Gehen Ihnen dann nicht viele Songs durch die Lappen?

Clarke: Nein, das denke ich nicht. Ideen gehen sicher ständig verloren, aber das ist gut für den Prozess des Songschreibens. Es ist gut, in Bewegung zu sein und zu bleiben. Man wird nie innehalten und sich sagen: „Ich habe gerade den besten Song aller Zeiten geschrieben.“ Das wird nie passieren. Deswegen machst du immer weiter.

Sie haben unter anderem Remixe von Liedern von Rammstein und Rosenstolz gemacht – deutsche Bands. Wie kam es dazu?

Clarke: Die Plattenfirma ist auf mich zugekommen. Vor allem die Idee mit Rammstein war total verrückt. Aber mir gefiel das Lied und ich wollte es versuchen und sehen, was dabei rauskommt. Ich probiere gerne verschiedene Dinge aus. Ich habe keine spezielle Musikrichtung, die ich remixe. Wenn ich etwas finde, was mir gefällt oder dem ich etwas beisteuern kann, dann mache ich das. Und bei beiden Bands dachte ich, dass ich etwas Interessantes hinzufügen könnte.

Ihre Musik war immer sehr elektronisch. Hatten Sie nie das Bedürfnis, sich einfach mal eine Akkustikgitarre zu schnappen und loszulegen?

Clarke: Tatsächlich schreiben wir unsere Lieder meistens mithilfe von Akkustikgitarren. Aber ich bin nicht gerade ein brillianter Gitarrist und ich liebe einfach den Klang des Synthesizers und im Studio mit elektronischen Instrumenten zu experimentieren. Ich will einfach das machen, was mir gefällt.

Sie sind eine der wenigen Bands aus den 80ern, die den Sprung nach heute geschafft haben. Woran liegt das Ihrer Meinung nach?

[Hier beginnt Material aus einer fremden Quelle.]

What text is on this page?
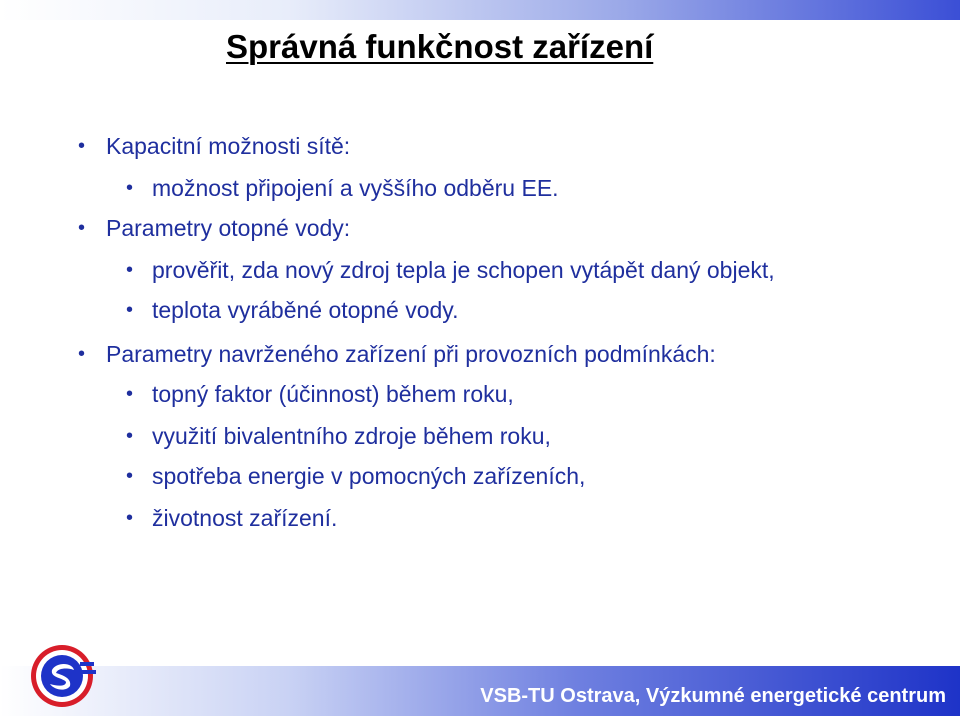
Správná funkčnost zařízení
• Kapacitní možnosti sítě:
• možnost připojení a vyššího odběru EE.
• Parametry otopné vody:
• prověřit, zda nový zdroj tepla je schopen vytápět daný objekt,
• teplota vyráběné otopné vody.
• Parametry navrženého zařízení při provozních podmínkách:
• topný faktor (účinnost) během roku,
• využití bivalentního zdroje během roku,
• spotřeba energie v pomocných zařízeních,
• životnost zařízení.
VSB-TU Ostrava, Výzkumné energetické centrum
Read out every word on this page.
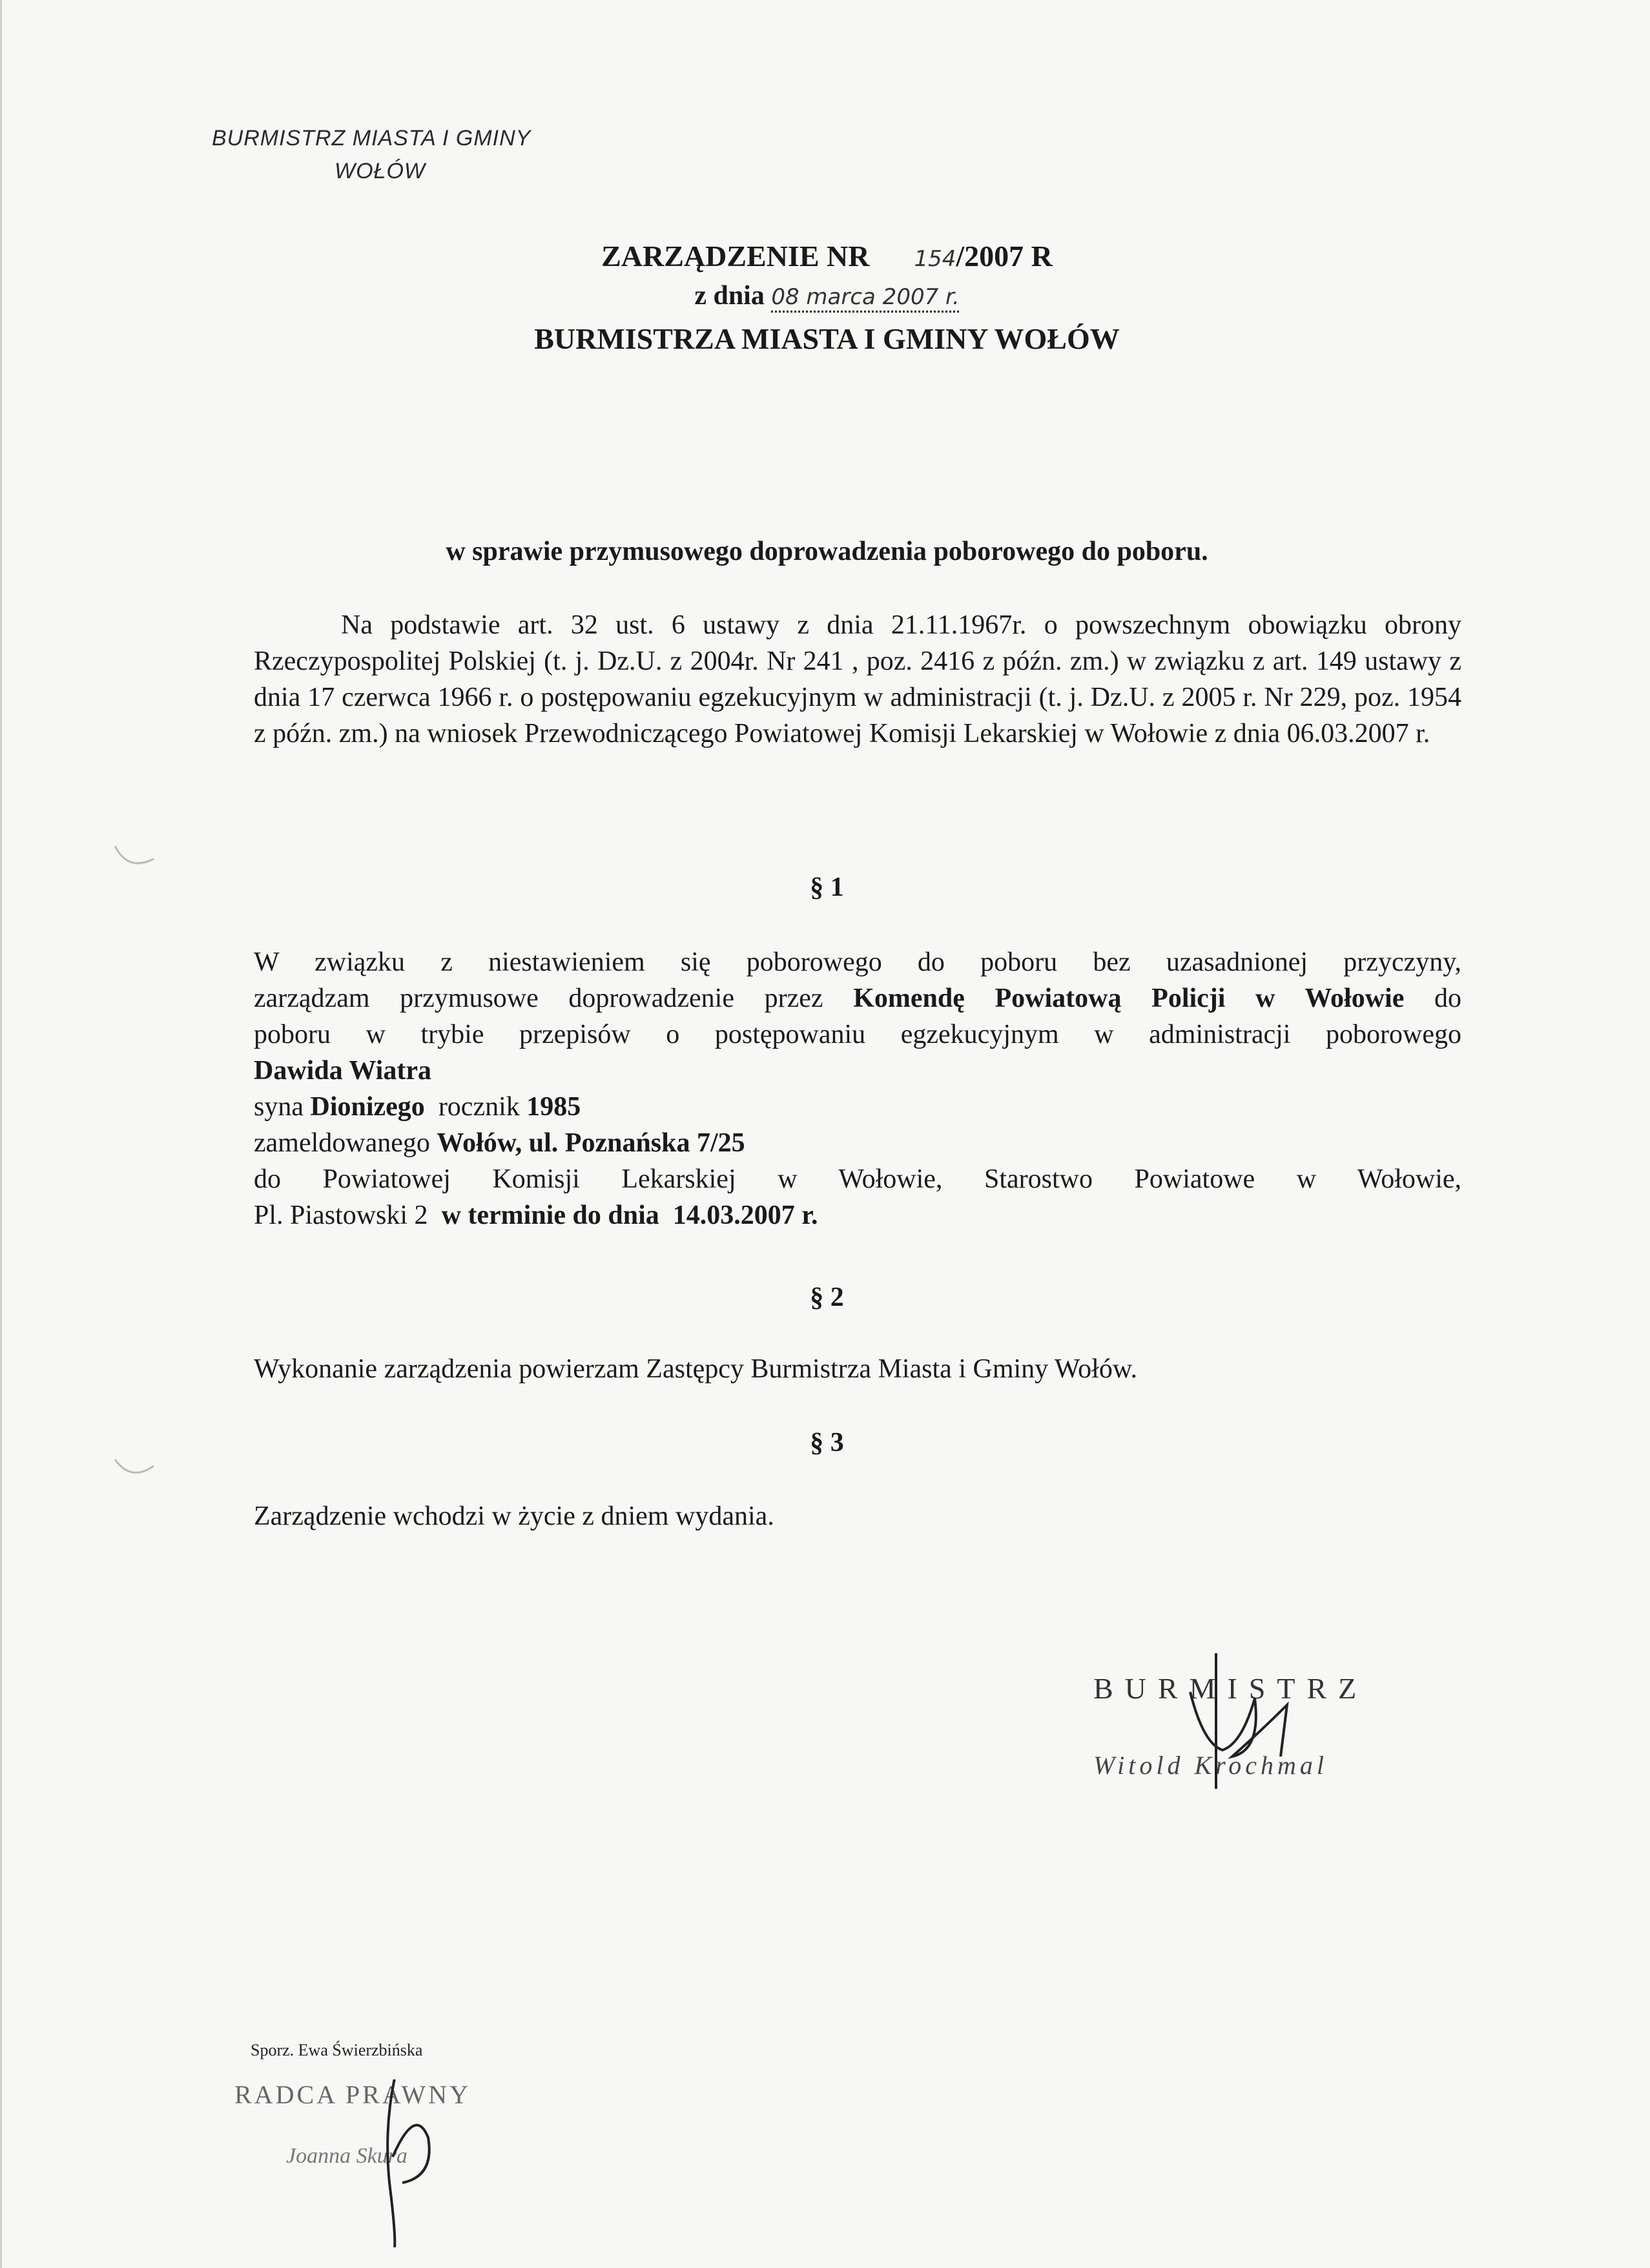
BURMISTRZ MIASTA I GMINY
WOŁÓW
ZARZĄDZENIE NR 154/2007 R
z dnia 08 marca 2007 r.
BURMISTRZA MIASTA I GMINY WOŁÓW
w sprawie przymusowego doprowadzenia poborowego do poboru.
Na podstawie art. 32 ust. 6 ustawy z dnia 21.11.1967r. o powszechnym obowiązku obrony Rzeczypospolitej Polskiej (t. j. Dz.U. z 2004r. Nr 241 , poz. 2416 z późn. zm.) w związku z art. 149 ustawy z dnia 17 czerwca 1966 r. o postępowaniu egzekucyjnym w administracji (t. j. Dz.U. z 2005 r. Nr 229, poz. 1954 z późn. zm.) na wniosek Przewodniczącego Powiatowej Komisji Lekarskiej w Wołowie z dnia 06.03.2007 r.
§ 1
W związku z niestawieniem się poborowego do poboru bez uzasadnionej przyczyny,
zarządzam przymusowe doprowadzenie przez Komendę Powiatową Policji w Wołowie do
poboru w trybie przepisów o postępowaniu egzekucyjnym w administracji poborowego
Dawida Wiatra
syna Dionizego  rocznik 1985
zameldowanego Wołów, ul. Poznańska 7/25
do Powiatowej Komisji Lekarskiej w Wołowie, Starostwo Powiatowe w Wołowie,
Pl. Piastowski 2  w terminie do dnia  14.03.2007 r.
§ 2
Wykonanie zarządzenia powierzam Zastępcy Burmistrza Miasta i Gminy Wołów.
§ 3
Zarządzenie wchodzi w życie z dniem wydania.
BURMISTRZ
Witold Krochmal
Sporz. Ewa Świerzbińska
RADCA PRAWNY
Joanna Skura
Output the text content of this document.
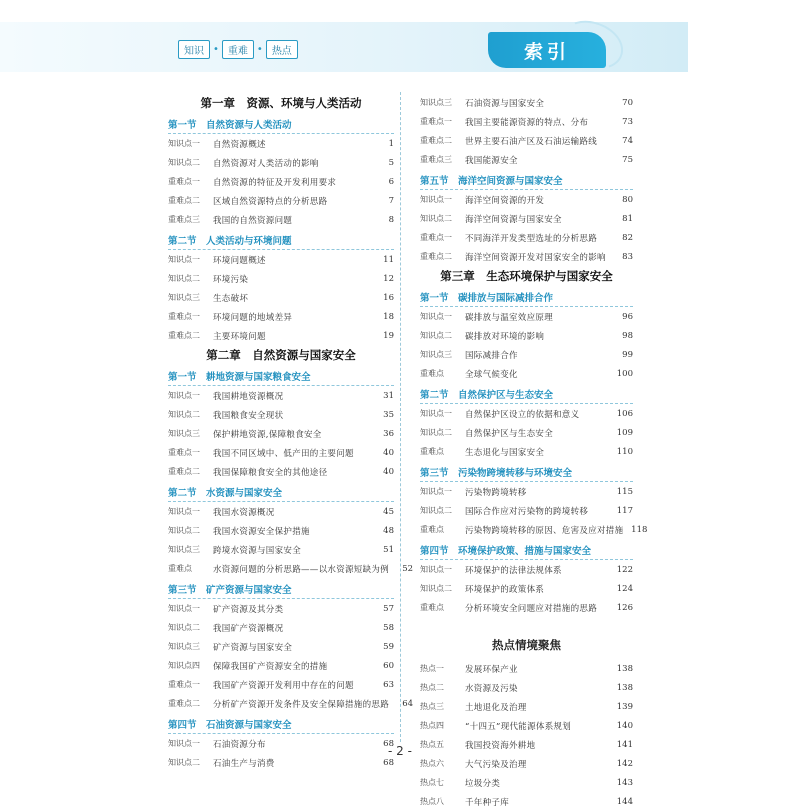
知识 • 重难 • 热点	索引
第一章　资源、环境与人类活动
第一节　自然资源与人类活动
知识点一	自然资源概述	1
知识点二	自然资源对人类活动的影响	5
重难点一	自然资源的特征及开发利用要求	6
重难点二	区域自然资源特点的分析思路	7
重难点三	我国的自然资源问题	8
第二节　人类活动与环境问题
知识点一	环境问题概述	11
知识点二	环境污染	12
知识点三	生态破坏	16
重难点一	环境问题的地域差异	18
重难点二	主要环境问题	19
第二章　自然资源与国家安全
第一节　耕地资源与国家粮食安全
知识点一	我国耕地资源概况	31
知识点二	我国粮食安全现状	35
知识点三	保护耕地资源,保障粮食安全	36
重难点一	我国不同区域中、低产田的主要问题	40
重难点二	我国保障粮食安全的其他途径	40
第二节　水资源与国家安全
知识点一	我国水资源概况	45
知识点二	我国水资源安全保护措施	48
知识点三	跨境水资源与国家安全	51
重难点	水资源问题的分析思路——以水资源短缺为例	52
第三节　矿产资源与国家安全
知识点一	矿产资源及其分类	57
知识点二	我国矿产资源概况	58
知识点三	矿产资源与国家安全	59
知识点四	保障我国矿产资源安全的措施	60
重难点一	我国矿产资源开发利用中存在的问题	63
重难点二	分析矿产资源开发条件及安全保障措施的思路	64
第四节　石油资源与国家安全
知识点一	石油资源分布	68
知识点二	石油生产与消费	68
知识点三	石油资源与国家安全	70
重难点一	我国主要能源资源的特点、分布	73
重难点二	世界主要石油产区及石油运输路线	74
重难点三	我国能源安全	75
第五节　海洋空间资源与国家安全
知识点一	海洋空间资源的开发	80
知识点二	海洋空间资源与国家安全	81
重难点一	不同海洋开发类型选址的分析思路	82
重难点二	海洋空间资源开发对国家安全的影响	83
第三章　生态环境保护与国家安全
第一节　碳排放与国际减排合作
知识点一	碳排放与温室效应原理	96
知识点二	碳排放对环境的影响	98
知识点三	国际减排合作	99
重难点	全球气候变化	100
第二节　自然保护区与生态安全
知识点一	自然保护区设立的依据和意义	106
知识点二	自然保护区与生态安全	109
重难点	生态退化与国家安全	110
第三节　污染物跨境转移与环境安全
知识点一	污染物跨境转移	115
知识点二	国际合作应对污染物的跨境转移	117
重难点	污染物跨境转移的原因、危害及应对措施 118
第四节　环境保护政策、措施与国家安全
知识点一	环境保护的法律法规体系	122
知识点二	环境保护的政策体系	124
重难点	分析环境安全问题应对措施的思路	126
热点情境聚焦
热点一	发展环保产业	138
热点二	水资源及污染	138
热点三	土地退化及治理	139
热点四	“十四五”现代能源体系规划	140
热点五	我国投资海外耕地	141
热点六	大气污染及治理	142
热点七	垃圾分类	143
热点八	千年种子库	144
- 2 -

Clarke: Zum einen haben wir eine sehr treue Fangemeinde, die uns immer unterstützen und einfach großartig ist. Viele kommen schon seit Jahren auf unsere Konzerte. Und ich glaube, es liegt auch daran, dass wir nicht besonders trendy sind. Wir schreiben einfach – wie ich hoffe – gute Songs, die man gut unter der Dusche singen kann. Und das gibt dir mehr Langlebigkeit als alles andere.

Eine weitere Band aus der Zeit, die bis heute Erfolg hat, ist Depeche Mode, zu deren Gründungsmitgliedern Sie gehörten. Doch Sie verließen die Band, gerade als sie richtig durchstartete. Weshalb?

Clarke: Ach, das ist so lange her. Ich glaube, mit Depeche Mode ging einfach alles sehr schnell und ich war damals nicht wirklich fähig, damit umzugehen. Ich war emotional vielleicht einfach noch nicht reif genug. Außerdem machte die Band nicht die Musik, die ich gerne machen wollte. Ich war einfach nicht glücklich, also hielt ich es für das Beste, zu gehen.